Our call center assistants recovered at 01:48 PM EST.
The incident was fully resolved at 02:25 PM EST
At Hyro, we take the reliability of our services very seriously. We apologize for this unexpected disruption in our services.
We conducted a post-mortem early this week and have begun work on action items designed to make us more resilient to this type of event in the future. The remainder of this post provides details of our findings and plans to mitigate future incidents.
Lead-Up
Hyro’s domain name for its production environment,
Airbud.io, expired, causing Hyro’s systems to be inaccessible.
What’s a DNS (Domain Name System)?
All devices with internet connectivity, from smartphones to laptops to the servers that provide content for massive retail websites, find and communicate with one another by using IP addresses. This ensures that when you visit a website, you don't have to remember and enter a long set of digits. Instead, you can enter a domain name like http://example.com and still end up at the desired destination.
It is important to note that DNS relies on caching mechanisms. What that means is that if you visited your domain name on your computer, updated the DNS records to point your domain to a new website with a different IP address, and then visited your domain name again on the same computer, you’re likely to see the old website due to this cache.
So even after we’d renewed our domain relatively quickly, it still took time for the network to invalidate the cache and retrieve the updated domain.
Fault
All of Hyro’s domains are managed in one main account. This account is set to auto-renew and notify the CIO a week before they’ve expired.
The http://airbud.io domain was bought using Hyro’s CEO’s personal account before the company was incorporated, and as a result, a notification wasn’t sent to anyone at Hyro.
Detection
Hyro’s on-call engineer noticed a large number of connection Errors at 12:02 PM and an incident was opened at 12:14 PM.
Due to the nature of the incident (wrong DNS), not all assistants stopped working at once, and it took time for the issue to gradually appear in relation to all deployed assistants. At 12:49 PM, one of Hyro’s customer success managers noticed that the chat assistants weren’t showing up on customers' websites. At 1:03 PM, the team handling the incident concluded both issues were occurring from the same origin and identified the root cause http://airbud.io domain expired). Due to the team’s understanding that there was an auto-renew mechanism in place, the detection of the expired domain took some time to uncover.
Mitigation and Resolution
As a first step, we updated our status page hyro.status.ai to publicly inform about the incident.

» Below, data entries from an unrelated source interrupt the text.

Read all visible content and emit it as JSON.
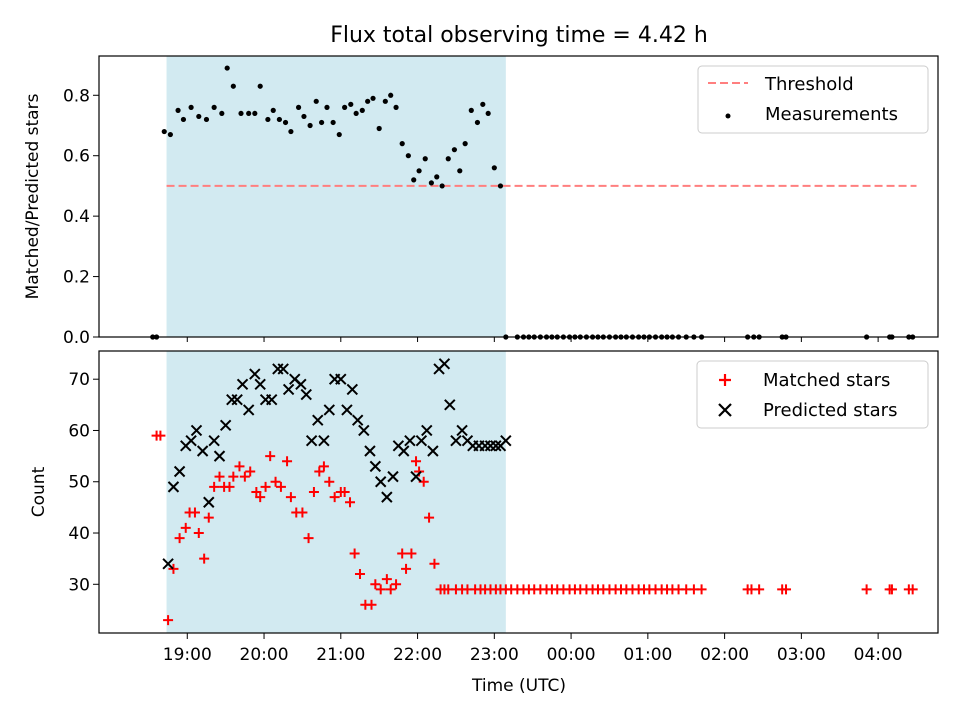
{
  "title": "Flux total observing time = 4.42 h",
  "colors": {
    "highlight": "#add8e6",
    "threshold": "#ff7f7f",
    "measurement": "#000000",
    "matched": "#ff0000",
    "predicted": "#000000"
  },
  "chart_data": [
    {
      "type": "scatter",
      "ylabel": "Matched/Predicted stars",
      "ylim": [
        0,
        0.93
      ],
      "yticks": [
        "0.0",
        "0.2",
        "0.4",
        "0.6",
        "0.8"
      ],
      "yticks_values": [
        0,
        0.2,
        0.4,
        0.6,
        0.8
      ],
      "xlim": [
        -1.15,
        9.78
      ],
      "highlight_span_hours": [
        -0.27,
        4.15
      ],
      "legend_placement": "top-right",
      "legend": [
        "Threshold",
        "Measurements"
      ],
      "threshold": {
        "name": "Threshold",
        "value": 0.5,
        "x_range": [
          -0.27,
          9.5
        ]
      },
      "series": [
        {
          "name": "Measurements",
          "x": [
            -0.45,
            -0.4,
            -0.3,
            -0.22,
            -0.12,
            -0.05,
            0.05,
            0.15,
            0.25,
            0.35,
            0.45,
            0.52,
            0.6,
            0.7,
            0.8,
            0.88,
            0.95,
            1.05,
            1.12,
            1.2,
            1.28,
            1.35,
            1.45,
            1.52,
            1.6,
            1.68,
            1.75,
            1.82,
            1.9,
            1.98,
            2.05,
            2.13,
            2.2,
            2.28,
            2.35,
            2.42,
            2.5,
            2.58,
            2.65,
            2.72,
            2.8,
            2.88,
            2.95,
            3.02,
            3.1,
            3.18,
            3.25,
            3.32,
            3.4,
            3.48,
            3.55,
            3.62,
            3.7,
            3.78,
            3.85,
            3.92,
            4.0,
            4.08,
            4.15,
            4.3,
            4.38,
            4.45,
            4.52,
            4.6,
            4.68,
            4.75,
            4.82,
            4.9,
            4.98,
            5.05,
            5.12,
            5.2,
            5.28,
            5.35,
            5.42,
            5.5,
            5.58,
            5.65,
            5.72,
            5.8,
            5.88,
            5.95,
            6.02,
            6.1,
            6.18,
            6.25,
            6.32,
            6.4,
            6.5,
            6.6,
            6.7,
            7.3,
            7.38,
            7.45,
            7.75,
            7.8,
            8.85,
            9.15,
            9.18,
            9.4,
            9.45
          ],
          "y": [
            0,
            0,
            0.68,
            0.67,
            0.75,
            0.72,
            0.76,
            0.73,
            0.72,
            0.76,
            0.74,
            0.89,
            0.83,
            0.74,
            0.74,
            0.74,
            0.83,
            0.72,
            0.75,
            0.72,
            0.71,
            0.68,
            0.76,
            0.73,
            0.7,
            0.78,
            0.71,
            0.76,
            0.71,
            0.67,
            0.76,
            0.77,
            0.74,
            0.75,
            0.78,
            0.79,
            0.69,
            0.78,
            0.8,
            0.76,
            0.64,
            0.6,
            0.52,
            0.55,
            0.59,
            0.51,
            0.53,
            0.5,
            0.59,
            0.62,
            0.55,
            0.64,
            0.75,
            0.71,
            0.77,
            0.74,
            0.56,
            0.5,
            0,
            0,
            0,
            0,
            0,
            0,
            0,
            0,
            0,
            0,
            0,
            0,
            0,
            0,
            0,
            0,
            0,
            0,
            0,
            0,
            0,
            0,
            0,
            0,
            0,
            0,
            0,
            0,
            0,
            0,
            0,
            0,
            0,
            0,
            0,
            0,
            0,
            0,
            0,
            0,
            0,
            0,
            0
          ]
        }
      ]
    },
    {
      "type": "scatter",
      "xlabel": "Time (UTC)",
      "ylabel": "Count",
      "ylim": [
        20.5,
        75.5
      ],
      "yticks": [
        "30",
        "40",
        "50",
        "60",
        "70"
      ],
      "yticks_values": [
        30,
        40,
        50,
        60,
        70
      ],
      "xlim": [
        -1.15,
        9.78
      ],
      "xticks": [
        "19:00",
        "20:00",
        "21:00",
        "22:00",
        "23:00",
        "00:00",
        "01:00",
        "02:00",
        "03:00",
        "04:00"
      ],
      "xticks_values": [
        0,
        1,
        2,
        3,
        4,
        5,
        6,
        7,
        8,
        9
      ],
      "highlight_span_hours": [
        -0.27,
        4.15
      ],
      "legend_placement": "top-right",
      "legend": [
        "Matched stars",
        "Predicted stars"
      ],
      "series": [
        {
          "name": "Matched stars",
          "x": [
            -0.4,
            -0.35,
            -0.25,
            -0.18,
            -0.1,
            -0.02,
            0.03,
            0.1,
            0.15,
            0.22,
            0.28,
            0.35,
            0.42,
            0.48,
            0.55,
            0.6,
            0.68,
            0.75,
            0.82,
            0.9,
            0.95,
            1.02,
            1.08,
            1.15,
            1.22,
            1.3,
            1.35,
            1.42,
            1.5,
            1.58,
            1.65,
            1.72,
            1.78,
            1.85,
            1.92,
            2.0,
            2.05,
            2.12,
            2.18,
            2.25,
            2.32,
            2.4,
            2.45,
            2.52,
            2.6,
            2.65,
            2.72,
            2.8,
            2.85,
            2.92,
            2.98,
            3.02,
            3.08,
            3.15,
            3.22,
            3.3,
            3.35,
            3.4,
            3.5,
            3.58,
            3.65,
            3.75,
            3.82,
            3.88,
            3.95,
            4.02,
            4.08,
            4.15,
            4.22,
            4.3,
            4.38,
            4.45,
            4.52,
            4.6,
            4.68,
            4.75,
            4.82,
            4.9,
            4.98,
            5.05,
            5.12,
            5.2,
            5.28,
            5.35,
            5.42,
            5.5,
            5.58,
            5.65,
            5.72,
            5.8,
            5.88,
            5.95,
            6.02,
            6.1,
            6.18,
            6.25,
            6.32,
            6.4,
            6.5,
            6.6,
            6.7,
            7.3,
            7.35,
            7.45,
            7.75,
            7.8,
            8.85,
            9.15,
            9.18,
            9.4,
            9.45
          ],
          "y": [
            59,
            59,
            23,
            33,
            39,
            41,
            44,
            44,
            40,
            35,
            43,
            49,
            51,
            49,
            49,
            51,
            53,
            51,
            52,
            48,
            47,
            49,
            55,
            50,
            49,
            54,
            47,
            44,
            44,
            39,
            48,
            52,
            53,
            50,
            47,
            48,
            48,
            46,
            36,
            32,
            26,
            26,
            30,
            29,
            31,
            29,
            30,
            36,
            33,
            36,
            54,
            52,
            50,
            43,
            34,
            29,
            29,
            29,
            29,
            29,
            29,
            29,
            29,
            29,
            29,
            29,
            29,
            29,
            29,
            29,
            29,
            29,
            29,
            29,
            29,
            29,
            29,
            29,
            29,
            29,
            29,
            29,
            29,
            29,
            29,
            29,
            29,
            29,
            29,
            29,
            29,
            29,
            29,
            29,
            29,
            29,
            29,
            29,
            29,
            29,
            29,
            29,
            29,
            29,
            29,
            29,
            29,
            29,
            29,
            29,
            29
          ]
        },
        {
          "name": "Predicted stars",
          "x": [
            -0.25,
            -0.18,
            -0.1,
            -0.02,
            0.05,
            0.12,
            0.2,
            0.28,
            0.35,
            0.42,
            0.5,
            0.58,
            0.65,
            0.72,
            0.8,
            0.88,
            0.95,
            1.02,
            1.1,
            1.18,
            1.25,
            1.32,
            1.4,
            1.48,
            1.55,
            1.62,
            1.7,
            1.78,
            1.85,
            1.92,
            2.0,
            2.08,
            2.15,
            2.22,
            2.3,
            2.38,
            2.45,
            2.52,
            2.6,
            2.68,
            2.75,
            2.82,
            2.9,
            2.98,
            3.05,
            3.12,
            3.2,
            3.28,
            3.35,
            3.42,
            3.5,
            3.58,
            3.65,
            3.72,
            3.8,
            3.88,
            3.95,
            4.02,
            4.08,
            4.15
          ],
          "y": [
            34,
            49,
            52,
            57,
            58,
            60,
            56,
            46,
            58,
            55,
            61,
            66,
            66,
            69,
            64,
            71,
            69,
            66,
            66,
            72,
            72,
            68,
            70,
            69,
            67,
            58,
            62,
            58,
            64,
            70,
            70,
            64,
            68,
            62,
            60,
            56,
            53,
            50,
            47,
            51,
            57,
            56,
            58,
            51,
            58,
            60,
            56,
            72,
            73,
            65,
            58,
            60,
            58,
            57,
            57,
            57,
            57,
            57,
            57,
            58
          ]
        }
      ]
    }
  ]
}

When we determined that the incident had a much larger impact than we originally thought, the status page was updated to alert that all of Hyro’s virtual assistants were unavailable.
In parallel, once the root cause was identified, the CIO called the domain provider and renewed the domain.

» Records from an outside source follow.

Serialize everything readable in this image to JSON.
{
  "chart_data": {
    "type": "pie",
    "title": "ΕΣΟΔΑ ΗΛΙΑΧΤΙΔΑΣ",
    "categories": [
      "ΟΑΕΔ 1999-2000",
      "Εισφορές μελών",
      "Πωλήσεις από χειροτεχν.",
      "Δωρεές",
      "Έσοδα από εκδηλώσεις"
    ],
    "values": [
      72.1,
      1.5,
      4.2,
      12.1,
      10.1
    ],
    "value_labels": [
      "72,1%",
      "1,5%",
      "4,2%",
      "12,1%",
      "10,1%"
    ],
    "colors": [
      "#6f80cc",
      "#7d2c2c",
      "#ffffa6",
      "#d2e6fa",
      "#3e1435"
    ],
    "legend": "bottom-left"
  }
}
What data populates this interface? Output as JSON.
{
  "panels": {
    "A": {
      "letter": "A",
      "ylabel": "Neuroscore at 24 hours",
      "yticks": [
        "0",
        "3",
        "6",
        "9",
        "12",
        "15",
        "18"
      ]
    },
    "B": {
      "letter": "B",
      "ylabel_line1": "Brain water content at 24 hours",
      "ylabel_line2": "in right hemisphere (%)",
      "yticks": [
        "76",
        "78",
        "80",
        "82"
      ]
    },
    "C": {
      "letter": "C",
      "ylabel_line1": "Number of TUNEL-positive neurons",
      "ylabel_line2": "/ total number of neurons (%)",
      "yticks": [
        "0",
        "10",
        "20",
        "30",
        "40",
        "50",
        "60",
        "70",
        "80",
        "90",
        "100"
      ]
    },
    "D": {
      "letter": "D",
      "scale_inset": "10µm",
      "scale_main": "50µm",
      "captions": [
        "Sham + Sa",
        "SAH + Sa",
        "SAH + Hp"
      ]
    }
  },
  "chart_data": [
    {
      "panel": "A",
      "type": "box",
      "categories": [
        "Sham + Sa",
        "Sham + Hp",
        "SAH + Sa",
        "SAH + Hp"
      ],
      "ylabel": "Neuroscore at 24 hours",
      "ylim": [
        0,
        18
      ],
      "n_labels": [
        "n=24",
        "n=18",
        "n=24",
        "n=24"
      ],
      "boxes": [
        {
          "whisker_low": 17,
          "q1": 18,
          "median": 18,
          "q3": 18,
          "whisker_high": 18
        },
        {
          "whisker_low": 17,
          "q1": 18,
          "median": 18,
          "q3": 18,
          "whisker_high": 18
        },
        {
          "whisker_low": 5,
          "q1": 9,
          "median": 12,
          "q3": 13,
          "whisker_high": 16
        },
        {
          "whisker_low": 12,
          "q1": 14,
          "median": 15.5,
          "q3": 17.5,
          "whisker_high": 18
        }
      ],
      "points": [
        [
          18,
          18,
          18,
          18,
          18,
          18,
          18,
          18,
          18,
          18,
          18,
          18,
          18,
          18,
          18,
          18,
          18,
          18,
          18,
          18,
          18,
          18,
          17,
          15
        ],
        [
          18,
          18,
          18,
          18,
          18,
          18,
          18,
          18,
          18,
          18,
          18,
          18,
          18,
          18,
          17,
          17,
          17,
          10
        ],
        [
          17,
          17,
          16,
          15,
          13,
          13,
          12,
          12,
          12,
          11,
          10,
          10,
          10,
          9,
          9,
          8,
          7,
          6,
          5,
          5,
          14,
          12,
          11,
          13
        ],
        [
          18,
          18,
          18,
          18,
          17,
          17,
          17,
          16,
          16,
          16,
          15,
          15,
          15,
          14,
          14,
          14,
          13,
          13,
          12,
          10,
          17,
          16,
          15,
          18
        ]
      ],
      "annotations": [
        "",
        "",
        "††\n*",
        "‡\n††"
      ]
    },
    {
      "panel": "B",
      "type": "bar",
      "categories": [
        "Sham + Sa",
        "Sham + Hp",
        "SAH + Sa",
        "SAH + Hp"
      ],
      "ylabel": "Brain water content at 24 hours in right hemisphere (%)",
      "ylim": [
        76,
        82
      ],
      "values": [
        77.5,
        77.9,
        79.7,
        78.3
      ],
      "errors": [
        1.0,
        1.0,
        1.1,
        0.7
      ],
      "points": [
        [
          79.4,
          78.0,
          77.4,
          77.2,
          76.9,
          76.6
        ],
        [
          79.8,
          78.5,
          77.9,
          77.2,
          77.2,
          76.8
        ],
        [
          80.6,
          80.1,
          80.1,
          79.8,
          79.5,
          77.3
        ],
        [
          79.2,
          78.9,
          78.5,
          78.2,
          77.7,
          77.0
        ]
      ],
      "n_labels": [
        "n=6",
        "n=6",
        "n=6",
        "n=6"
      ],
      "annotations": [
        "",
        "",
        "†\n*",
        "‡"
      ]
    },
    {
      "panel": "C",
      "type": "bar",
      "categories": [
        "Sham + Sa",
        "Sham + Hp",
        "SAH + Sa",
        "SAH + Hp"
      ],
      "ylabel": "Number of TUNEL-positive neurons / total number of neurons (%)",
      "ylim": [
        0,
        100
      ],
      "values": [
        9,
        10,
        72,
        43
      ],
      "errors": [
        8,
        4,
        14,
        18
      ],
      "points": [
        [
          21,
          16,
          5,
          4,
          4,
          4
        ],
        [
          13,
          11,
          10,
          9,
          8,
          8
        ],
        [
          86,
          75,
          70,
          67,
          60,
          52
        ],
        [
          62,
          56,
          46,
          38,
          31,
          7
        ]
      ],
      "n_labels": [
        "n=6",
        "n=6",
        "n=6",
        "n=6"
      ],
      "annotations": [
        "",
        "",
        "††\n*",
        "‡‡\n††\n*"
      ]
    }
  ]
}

While the DNS servers were updated, another domain http://hyro.ai, which wasn’t expired, was enabled and the call center assistants' endpoints were updated to use it. This brought all the call center assistants back online. 30 minutes to an hour later, region by region, Hyro’s web-based assistants came back online.
It is important to note, that for a period of time some web-based assistants appeared on our customers' websites but our APIs were still not operational (the DNS propagated to one service but not the other) which caused our web-based assistants to automatically respond with a general error message.
What Went Well
1. Recently, our engineering team upgraded our monitoring capabilities and incident management tools and protocols. We were happy to see that our new on-call system allowed us to act quickly. Our new incident management procedure drove us to assemble the team swiftly, activate our new tools, and involve the engineering management team (VP Engineering, Chief Architect, and CIO) in a matter of minutes.
2. After the severity of the incident was understood, the R&D management team handled the incident quickly and resolved it in a fast and thorough manner.
Action Items
1. We will ensure that 2 additional people from the engineering management team will gain access to our domain vendor and will get reminders about domain expiry, especially those that could not be auto-renewed.
2. We will add an alert that will constantly check the validity of our domains, as well as certificates (https).
3. We will make sure all domains are managed in one location, and that all are set to auto-renew.
Conclusion
This incident has been a less-than-pleasant experience for our customers, and does not speak to the standards with which we uphold ourselves here at Hyro. We are fully aware of our responsibility to you, our partners in conversational excellence, as you trust us to consistently power meaningful conversations with your customers, 24/7. We are committed to learning from this experience in order to continue delivering value-driven improvements to our services.